During an interview on 'My Next Guest Needs No Introduction', the 'Heartless' hitmaker gets candid with David Letterman about what he experienced when he had a bipolar episode.

AceShowbiz - Kanye West is determined to fight for the rights of so-called "crazy" people, insisting doctors treating mental health issues often make things worse for their patients.

The rapper was diagnosed bipolar two years ago and had a very frightening episode at the end of 2017, which forced him to scrap a series of tour dates, but he has been clear and off medication for the past nine months - and now he can look back at what he went through with clarity as he urges medical officials to treat the mentally unstable with more care.

"When you're in this state, you're hyper paranoid about everything...," he tells David Letterman in the second season of Netflix show "My Next Guest Needs no Introduction with David Letterman". "Everyone now is an actor, everything is a conspiracy.... You feel the government is putting chips in your head, you feel you're being recorded. You feel all of these things.

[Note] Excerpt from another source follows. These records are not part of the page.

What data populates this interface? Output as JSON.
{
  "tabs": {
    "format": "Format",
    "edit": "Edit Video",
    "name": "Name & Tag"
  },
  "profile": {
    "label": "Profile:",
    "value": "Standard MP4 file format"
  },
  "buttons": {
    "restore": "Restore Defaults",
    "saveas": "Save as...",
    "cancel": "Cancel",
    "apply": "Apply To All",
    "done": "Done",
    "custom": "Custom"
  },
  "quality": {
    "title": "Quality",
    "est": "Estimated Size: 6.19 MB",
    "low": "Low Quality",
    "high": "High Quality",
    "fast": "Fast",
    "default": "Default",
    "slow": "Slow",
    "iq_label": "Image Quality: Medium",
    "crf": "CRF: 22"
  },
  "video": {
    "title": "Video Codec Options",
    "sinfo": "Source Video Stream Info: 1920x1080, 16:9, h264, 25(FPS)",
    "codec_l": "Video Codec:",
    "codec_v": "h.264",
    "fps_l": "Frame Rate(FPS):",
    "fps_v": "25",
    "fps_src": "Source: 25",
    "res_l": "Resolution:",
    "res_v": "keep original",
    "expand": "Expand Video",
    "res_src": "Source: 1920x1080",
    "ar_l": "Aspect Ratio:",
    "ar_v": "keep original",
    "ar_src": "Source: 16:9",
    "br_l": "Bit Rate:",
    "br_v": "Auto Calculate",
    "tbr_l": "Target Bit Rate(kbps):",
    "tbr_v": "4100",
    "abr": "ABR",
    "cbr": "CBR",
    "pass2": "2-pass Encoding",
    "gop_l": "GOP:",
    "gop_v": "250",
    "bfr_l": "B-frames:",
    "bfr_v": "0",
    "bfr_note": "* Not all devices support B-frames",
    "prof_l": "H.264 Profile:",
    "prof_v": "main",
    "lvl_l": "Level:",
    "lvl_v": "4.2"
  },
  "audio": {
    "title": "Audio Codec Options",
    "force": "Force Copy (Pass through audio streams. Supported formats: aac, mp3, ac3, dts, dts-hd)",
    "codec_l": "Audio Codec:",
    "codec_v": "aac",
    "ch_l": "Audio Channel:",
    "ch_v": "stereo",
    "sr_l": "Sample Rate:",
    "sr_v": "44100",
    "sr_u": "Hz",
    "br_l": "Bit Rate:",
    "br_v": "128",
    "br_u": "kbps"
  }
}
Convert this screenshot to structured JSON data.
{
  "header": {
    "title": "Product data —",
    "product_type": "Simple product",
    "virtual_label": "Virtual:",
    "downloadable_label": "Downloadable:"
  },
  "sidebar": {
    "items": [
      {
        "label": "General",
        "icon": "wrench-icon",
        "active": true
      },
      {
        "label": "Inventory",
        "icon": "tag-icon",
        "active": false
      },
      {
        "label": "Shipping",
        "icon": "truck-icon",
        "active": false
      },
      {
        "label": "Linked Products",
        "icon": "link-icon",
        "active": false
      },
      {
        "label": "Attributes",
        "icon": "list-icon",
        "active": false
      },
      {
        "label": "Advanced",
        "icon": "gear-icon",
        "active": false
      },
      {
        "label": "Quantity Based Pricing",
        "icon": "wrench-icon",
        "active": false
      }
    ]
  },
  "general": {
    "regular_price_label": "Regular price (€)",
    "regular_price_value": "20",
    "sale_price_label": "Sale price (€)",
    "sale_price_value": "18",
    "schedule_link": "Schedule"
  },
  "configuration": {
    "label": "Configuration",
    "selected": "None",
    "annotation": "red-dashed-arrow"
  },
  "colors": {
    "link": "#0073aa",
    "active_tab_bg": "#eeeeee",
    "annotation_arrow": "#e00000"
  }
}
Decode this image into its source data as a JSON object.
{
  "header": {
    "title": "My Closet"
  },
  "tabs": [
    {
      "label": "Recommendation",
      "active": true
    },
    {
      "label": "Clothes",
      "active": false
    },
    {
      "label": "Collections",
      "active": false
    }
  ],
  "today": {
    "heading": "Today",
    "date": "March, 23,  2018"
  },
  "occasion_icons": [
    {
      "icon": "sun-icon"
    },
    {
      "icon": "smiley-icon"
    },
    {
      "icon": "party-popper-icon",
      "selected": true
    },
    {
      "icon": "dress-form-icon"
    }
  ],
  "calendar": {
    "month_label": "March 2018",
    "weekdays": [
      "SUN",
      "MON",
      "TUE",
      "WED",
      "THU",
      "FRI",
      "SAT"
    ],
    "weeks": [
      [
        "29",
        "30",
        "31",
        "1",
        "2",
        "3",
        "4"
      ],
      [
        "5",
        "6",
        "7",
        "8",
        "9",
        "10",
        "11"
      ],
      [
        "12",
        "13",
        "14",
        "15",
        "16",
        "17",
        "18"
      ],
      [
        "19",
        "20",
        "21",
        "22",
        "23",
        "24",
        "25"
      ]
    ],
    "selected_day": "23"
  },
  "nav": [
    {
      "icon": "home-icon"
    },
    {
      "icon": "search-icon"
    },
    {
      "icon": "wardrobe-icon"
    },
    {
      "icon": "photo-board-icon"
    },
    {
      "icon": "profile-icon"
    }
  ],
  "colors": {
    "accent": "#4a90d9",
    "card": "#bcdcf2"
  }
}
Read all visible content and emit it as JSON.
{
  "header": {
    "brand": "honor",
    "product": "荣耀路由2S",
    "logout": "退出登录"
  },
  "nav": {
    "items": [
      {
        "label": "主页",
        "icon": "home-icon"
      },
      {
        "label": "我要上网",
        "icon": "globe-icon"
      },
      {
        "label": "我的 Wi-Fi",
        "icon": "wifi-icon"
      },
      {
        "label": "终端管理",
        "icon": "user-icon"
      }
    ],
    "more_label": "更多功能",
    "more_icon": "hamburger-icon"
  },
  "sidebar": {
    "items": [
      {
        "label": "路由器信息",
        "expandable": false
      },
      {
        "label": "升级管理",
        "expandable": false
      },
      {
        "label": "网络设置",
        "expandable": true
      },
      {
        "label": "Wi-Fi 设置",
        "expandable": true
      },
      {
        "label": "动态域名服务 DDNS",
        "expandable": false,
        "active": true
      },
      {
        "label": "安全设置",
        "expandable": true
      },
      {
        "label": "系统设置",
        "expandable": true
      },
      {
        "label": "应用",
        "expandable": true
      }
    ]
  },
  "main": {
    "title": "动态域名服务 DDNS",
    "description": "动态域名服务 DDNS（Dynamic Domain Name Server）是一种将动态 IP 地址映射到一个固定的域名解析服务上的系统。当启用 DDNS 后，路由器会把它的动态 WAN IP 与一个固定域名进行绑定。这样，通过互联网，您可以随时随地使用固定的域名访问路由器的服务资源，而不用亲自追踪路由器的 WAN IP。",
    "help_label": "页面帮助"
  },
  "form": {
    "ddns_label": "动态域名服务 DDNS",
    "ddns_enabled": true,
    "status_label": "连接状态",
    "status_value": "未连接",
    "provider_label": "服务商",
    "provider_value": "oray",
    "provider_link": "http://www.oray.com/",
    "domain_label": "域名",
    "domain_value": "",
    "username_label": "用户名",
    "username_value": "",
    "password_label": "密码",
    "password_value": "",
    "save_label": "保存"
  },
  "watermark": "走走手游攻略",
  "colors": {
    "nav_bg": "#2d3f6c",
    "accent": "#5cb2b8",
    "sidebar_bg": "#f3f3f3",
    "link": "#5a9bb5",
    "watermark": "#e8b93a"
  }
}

"You get taken and you have this moment where you feel everyone wants to kill you; you pretty much don't trust anyone and they have this moment, where they handcuff you, they drug you, they put you on the bed and then they separate you from everyone you know."

"They don't do that to pregnant women. That's something that I am so happy that I experienced myself, so I can start to change that moment... When you are in that state, you have to have someone that you trust. It is cruel and primitive to do that."

The "Stronger" hitmaker also opened up about how he feels when his condition puts him on a natural high: "I feel a heightened connection with the universe when I'm ramping up," he explains. "It (bipolar) is a health issue that has a strong stigma on it and people are allowed to say anything they want about it..".

"This is like a sprained brain, like having a sprained ankle, and if someone has a sprained ankle, you're not gonna push on them more. With us, once our brain is at the point of straining, people do everything to make it worse."

The rap star is happy he's not dependent on the medication he has been prescribed, telling Letterman, "My form of mental health is, I think, like the luxury version of it... When people are schizophrenic and they have deeper forms of that, it's people who can't function without medication."